In natuurlijk beken kan de waterdiepte op korte afstand flink variëren. We willen voorkomen dat één enkele zandbank de kanovaart over een langer traject onmogelijk maakt. Hiertoe stellen we dat over maximaal 5% van de lengte van een traject de benodigde waterdiepte niet gehaald mag worden. Met andere woorden: om te mogen kanovaren moet over minimaal 95% van de lengte van een traject de minimale waterdiepte aanwezig zijn.

3. Het traject Borkel & Schaft – Venbergse Watermolen (Boven-Dommel)

Voor het populaire traject op de Boven-Dommel (vanaf de Belgische grens tot aan de Venbergse watermolen) hebben we op basis van de algemene benodigde waterdiepte laten doorrekenen welk peil nodig is bij de instapplaats bij Borkel en Schaft. Dit is namelijk veruit de belangrijkste instapplaats op dit traject.

Uit deze berekeningen blijkt dat als het peil bij Borkel en Schaft onder de 26,56 NAP komt het er op het traject tot aan de Venbergse watermolen onvoldoende water is om te kunnen (kano)varen. In de afgelopen 24 jaar kwam dit niet voor. Voor canadezen geldt het peil van 26,70 NAP. In de afgelopen 24 jaar kwam dit gemiddeld minder dan 7 dagen per jaar voor.

Door middel van een peilschaal (met uitleg) kan aan iedereen ter plekke worden uitgelegd of er wel of niet gekanood mag worden.

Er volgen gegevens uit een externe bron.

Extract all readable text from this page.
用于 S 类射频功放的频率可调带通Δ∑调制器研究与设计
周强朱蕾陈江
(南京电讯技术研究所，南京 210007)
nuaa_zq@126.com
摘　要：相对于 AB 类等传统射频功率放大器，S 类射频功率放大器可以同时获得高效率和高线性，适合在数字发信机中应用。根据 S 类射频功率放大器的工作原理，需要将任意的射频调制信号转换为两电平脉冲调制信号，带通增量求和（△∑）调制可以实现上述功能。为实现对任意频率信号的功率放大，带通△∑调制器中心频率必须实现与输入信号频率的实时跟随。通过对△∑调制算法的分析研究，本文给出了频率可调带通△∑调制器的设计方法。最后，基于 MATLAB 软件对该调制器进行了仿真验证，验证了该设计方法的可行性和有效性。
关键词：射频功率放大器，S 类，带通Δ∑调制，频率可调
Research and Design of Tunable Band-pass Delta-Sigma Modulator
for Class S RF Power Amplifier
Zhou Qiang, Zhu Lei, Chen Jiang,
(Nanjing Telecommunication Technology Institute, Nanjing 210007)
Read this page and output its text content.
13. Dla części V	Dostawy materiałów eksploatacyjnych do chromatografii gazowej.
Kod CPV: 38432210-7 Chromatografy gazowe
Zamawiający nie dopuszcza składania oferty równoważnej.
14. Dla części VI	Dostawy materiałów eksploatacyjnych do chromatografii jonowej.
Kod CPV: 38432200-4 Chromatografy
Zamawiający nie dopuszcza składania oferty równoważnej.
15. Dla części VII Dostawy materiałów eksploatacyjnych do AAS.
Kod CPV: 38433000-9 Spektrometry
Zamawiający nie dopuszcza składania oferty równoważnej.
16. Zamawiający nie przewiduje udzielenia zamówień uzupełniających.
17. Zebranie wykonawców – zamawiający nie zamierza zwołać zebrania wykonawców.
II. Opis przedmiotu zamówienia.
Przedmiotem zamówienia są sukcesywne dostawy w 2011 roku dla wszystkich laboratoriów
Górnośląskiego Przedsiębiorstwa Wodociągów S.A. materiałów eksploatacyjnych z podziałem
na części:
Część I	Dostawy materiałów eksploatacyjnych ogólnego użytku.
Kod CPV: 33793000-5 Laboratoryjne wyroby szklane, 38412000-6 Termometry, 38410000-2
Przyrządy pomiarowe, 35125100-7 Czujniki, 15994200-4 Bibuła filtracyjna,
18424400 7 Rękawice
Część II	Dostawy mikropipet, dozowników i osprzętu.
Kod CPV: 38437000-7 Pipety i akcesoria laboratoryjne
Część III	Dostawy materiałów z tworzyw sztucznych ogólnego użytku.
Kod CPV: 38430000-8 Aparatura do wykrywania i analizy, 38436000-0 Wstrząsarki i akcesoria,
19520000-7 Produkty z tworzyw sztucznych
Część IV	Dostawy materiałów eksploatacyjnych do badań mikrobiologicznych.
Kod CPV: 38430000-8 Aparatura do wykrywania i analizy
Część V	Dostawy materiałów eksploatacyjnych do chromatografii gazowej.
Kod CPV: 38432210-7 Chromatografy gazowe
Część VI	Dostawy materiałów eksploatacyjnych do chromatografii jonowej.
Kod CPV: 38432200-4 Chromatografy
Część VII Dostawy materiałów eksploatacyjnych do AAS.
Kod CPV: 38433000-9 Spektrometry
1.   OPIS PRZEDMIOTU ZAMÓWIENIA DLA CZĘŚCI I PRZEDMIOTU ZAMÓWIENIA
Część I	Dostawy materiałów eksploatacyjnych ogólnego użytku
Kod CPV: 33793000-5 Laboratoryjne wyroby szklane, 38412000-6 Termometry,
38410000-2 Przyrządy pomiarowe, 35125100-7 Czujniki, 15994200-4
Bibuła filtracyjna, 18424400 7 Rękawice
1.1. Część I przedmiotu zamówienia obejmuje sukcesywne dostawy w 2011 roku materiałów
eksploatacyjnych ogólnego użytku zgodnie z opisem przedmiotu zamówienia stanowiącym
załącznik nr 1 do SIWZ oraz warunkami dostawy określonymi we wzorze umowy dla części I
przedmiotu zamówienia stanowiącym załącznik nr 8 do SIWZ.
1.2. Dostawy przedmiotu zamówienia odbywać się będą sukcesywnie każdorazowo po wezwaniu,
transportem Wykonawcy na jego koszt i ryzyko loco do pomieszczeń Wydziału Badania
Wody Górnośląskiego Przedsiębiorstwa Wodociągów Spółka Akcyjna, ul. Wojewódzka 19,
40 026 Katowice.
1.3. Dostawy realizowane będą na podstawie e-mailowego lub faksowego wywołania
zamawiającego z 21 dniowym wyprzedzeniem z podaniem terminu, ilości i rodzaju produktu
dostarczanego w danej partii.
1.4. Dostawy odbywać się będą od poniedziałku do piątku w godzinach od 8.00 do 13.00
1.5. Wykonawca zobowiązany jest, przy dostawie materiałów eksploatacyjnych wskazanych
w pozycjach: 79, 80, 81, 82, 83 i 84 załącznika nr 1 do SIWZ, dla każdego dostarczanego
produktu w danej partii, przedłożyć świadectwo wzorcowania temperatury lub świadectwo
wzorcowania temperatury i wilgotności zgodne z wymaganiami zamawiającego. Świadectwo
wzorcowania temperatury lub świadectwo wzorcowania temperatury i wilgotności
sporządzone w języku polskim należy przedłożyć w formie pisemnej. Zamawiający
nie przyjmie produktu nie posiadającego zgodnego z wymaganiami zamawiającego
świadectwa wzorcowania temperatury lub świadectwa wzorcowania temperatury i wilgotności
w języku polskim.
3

4. Bekendmaking/ juridische aspecten

Deze beleidsnotitie geeft invulling aan de mogelijkheid in de beleidsnota Nautisch Beheer (vastgesteld door het DB in februari 2003) om in bijzondere omstandigheden (lage waterstanden) over te gaan tot sluiting van de watergang (op basis van artikel 6 van de Scheepvaartverkeerswet en artikel 10 van het Besluit administratieve bepalingen). De minimale waterdieptes kunnen worden toegepast voor alle trajecten in het gebied van Waterschap De Dommel. Indien geconstateerd wordt dat het peil onder dit minimum is gekomen kan de desbetreffende stroomgebiedmanager, na overleg met de portefeuillehouder, een besluit te nemen tot sluiting. Na bekendmaking van deze tijdelijke sluiting is kanovaart op dit traject verboden. Deze bekendmaking kan plaatsvinden door middel van een bord, een bekendmaking in de krant en het aanschrijven van de betreffende ontheffingshouders.

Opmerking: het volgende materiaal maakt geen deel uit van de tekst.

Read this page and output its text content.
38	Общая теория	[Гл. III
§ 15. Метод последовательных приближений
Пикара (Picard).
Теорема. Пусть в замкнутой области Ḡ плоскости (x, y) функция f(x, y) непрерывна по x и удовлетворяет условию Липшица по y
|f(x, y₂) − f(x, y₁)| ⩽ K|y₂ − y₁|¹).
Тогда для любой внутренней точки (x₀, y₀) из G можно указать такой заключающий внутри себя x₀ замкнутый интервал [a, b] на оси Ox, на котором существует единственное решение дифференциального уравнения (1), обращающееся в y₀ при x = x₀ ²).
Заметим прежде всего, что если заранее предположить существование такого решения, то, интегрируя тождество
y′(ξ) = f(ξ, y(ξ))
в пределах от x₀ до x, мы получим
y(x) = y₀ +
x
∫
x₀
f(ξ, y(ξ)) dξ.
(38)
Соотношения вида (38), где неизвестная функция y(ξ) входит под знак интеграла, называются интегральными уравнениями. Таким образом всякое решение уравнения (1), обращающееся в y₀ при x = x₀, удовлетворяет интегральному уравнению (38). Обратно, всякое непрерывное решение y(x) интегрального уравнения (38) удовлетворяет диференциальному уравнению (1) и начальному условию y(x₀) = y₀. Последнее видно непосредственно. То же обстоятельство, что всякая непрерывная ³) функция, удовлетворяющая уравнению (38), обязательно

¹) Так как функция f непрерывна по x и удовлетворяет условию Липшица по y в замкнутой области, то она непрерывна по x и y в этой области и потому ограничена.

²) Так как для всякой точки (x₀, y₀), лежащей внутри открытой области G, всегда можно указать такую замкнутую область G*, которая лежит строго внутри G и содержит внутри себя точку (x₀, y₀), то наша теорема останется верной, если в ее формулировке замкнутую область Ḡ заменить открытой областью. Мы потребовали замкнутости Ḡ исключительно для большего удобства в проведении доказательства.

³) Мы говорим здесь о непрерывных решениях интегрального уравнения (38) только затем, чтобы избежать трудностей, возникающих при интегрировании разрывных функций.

Voor het traject op de Boven-Dommel (van Borkel & Schaft tot aan de Venbergse watermolen) gelden de peilen zoals deze worden aangegeven op de peilschaal bij de instapplaats. De peilschaal met uitleg geldt als officiële bekendmaking wanneer het peil te laag is. Dat betekent dat indien het peil onder het aangegeven niveau komt, het verbod per direct ingaat.

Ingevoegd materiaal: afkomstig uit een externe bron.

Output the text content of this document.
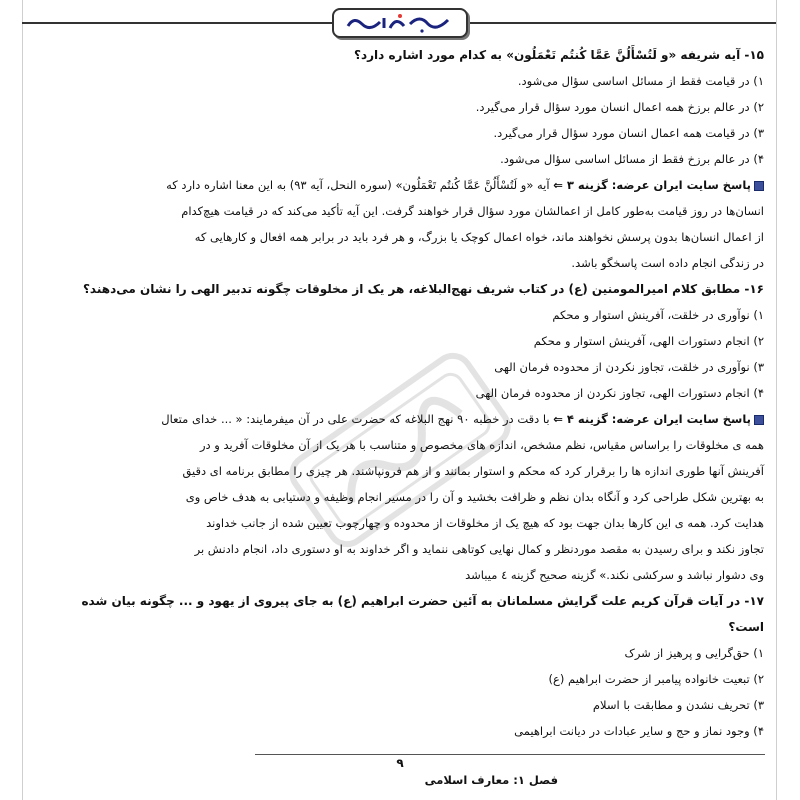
۱۵- آیه شریفه «و لَتُسْأَلُنَّ عَمَّا كُنتُم تَعْمَلُون» به کدام مورد اشاره دارد؟
۱) در قیامت فقط از مسائل اساسی سؤال می‌شود.
۲) در عالم برزخ همه اعمال انسان مورد سؤال قرار می‌گیرد.
۳) در قیامت همه اعمال انسان مورد سؤال قرار می‌گیرد.
۴) در عالم برزخ فقط از مسائل اساسی سؤال می‌شود.
پاسخ سایت ایران عرضه: گزینه ۳ ⇐ آیه «و لَتُسْأَلُنَّ عَمَّا كُنتُم تَعْمَلُون» (سوره النحل، آیه ۹۳) به این معنا اشاره دارد که
انسان‌ها در روز قیامت به‌طور کامل از اعمالشان مورد سؤال قرار خواهند گرفت. این آیه تأکید می‌کند که در قیامت هیچ‌کدام
از اعمال انسان‌ها بدون پرسش نخواهند ماند، خواه اعمال کوچک یا بزرگ، و هر فرد باید در برابر همه افعال و کارهایی که
در زندگی انجام داده است پاسخگو باشد.
۱۶- مطابق کلام امیرالمومنین (ع) در کتاب شریف نهج‌البلاغه، هر یک از مخلوقات چگونه تدبیر الهی را نشان می‌دهند؟
۱) نوآوری در خلقت، آفرینش استوار و محکم
۲) انجام دستورات الهی، آفرینش استوار و محکم
۳) نوآوری در خلقت، تجاوز نکردن از محدوده فرمان الهی
۴) انجام دستورات الهی، تجاوز نکردن از محدوده فرمان الهی
پاسخ سایت ایران عرضه: گزینه ۴ ⇐ با دقت در خطبه ۹۰ نهج البلاغه که حضرت علی در آن میفرمایند: « ... خدای متعال
همه ی مخلوقات را براساس مقیاس، نظم مشخص، اندازه های مخصوص و متناسب با هر یک از آن مخلوقات آفرید و در
آفرینش آنها طوری اندازه ها را برقرار کرد که محکم و استوار بمانند و از هم فرونپاشند. هر چیزی را مطابق برنامه ای دقیق
به بهترین شکل طراحی کرد و آنگاه بدان نظم و ظرافت بخشید و آن را در مسیر انجام وظیفه و دستیابی به هدف خاص وی
هدایت کرد. همه ی این کارها بدان جهت بود که هیچ یک از مخلوقات از محدوده و چهارچوب تعیین شده از جانب خداوند
تجاوز نکند و برای رسیدن به مقصد موردنظر و کمال نهایی کوتاهی ننماید و اگر خداوند به او دستوری داد، انجام دادنش بر
وی دشوار نباشد و سرکشی نکند.» گزینه صحیح گزینه ٤ میباشد
۱۷- در آیات قرآن کریم علت گرایش مسلمانان به آئین حضرت ابراهیم (ع) به جای پیروی از یهود و ... چگونه بیان شده
است؟
۱) حق‌گرایی و پرهیز از شرک
۲) تبعیت خانواده پیامبر از حضرت ابراهیم (ع)
۳) تحریف نشدن و مطابقت با اسلام
۴) وجود نماز و حج و سایر عبادات در دیانت ابراهیمی
۹
فصل ۱: معارف اسلامی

Wat te doen bij overtreding?

Het blijft de verantwoordelijkheid van de ontheffinghouder om toe te zien op de naleving van de regels, en dus ook op de naleving van dit vaarverbod. Indien overtreding van het verbod wordt geconstateerd zal het waterschap hiertegen optreden. Gezien de aard en tijdsduur van het ingestelde verbod heeft het opmaken van proces-verbaal hier de voorkeur.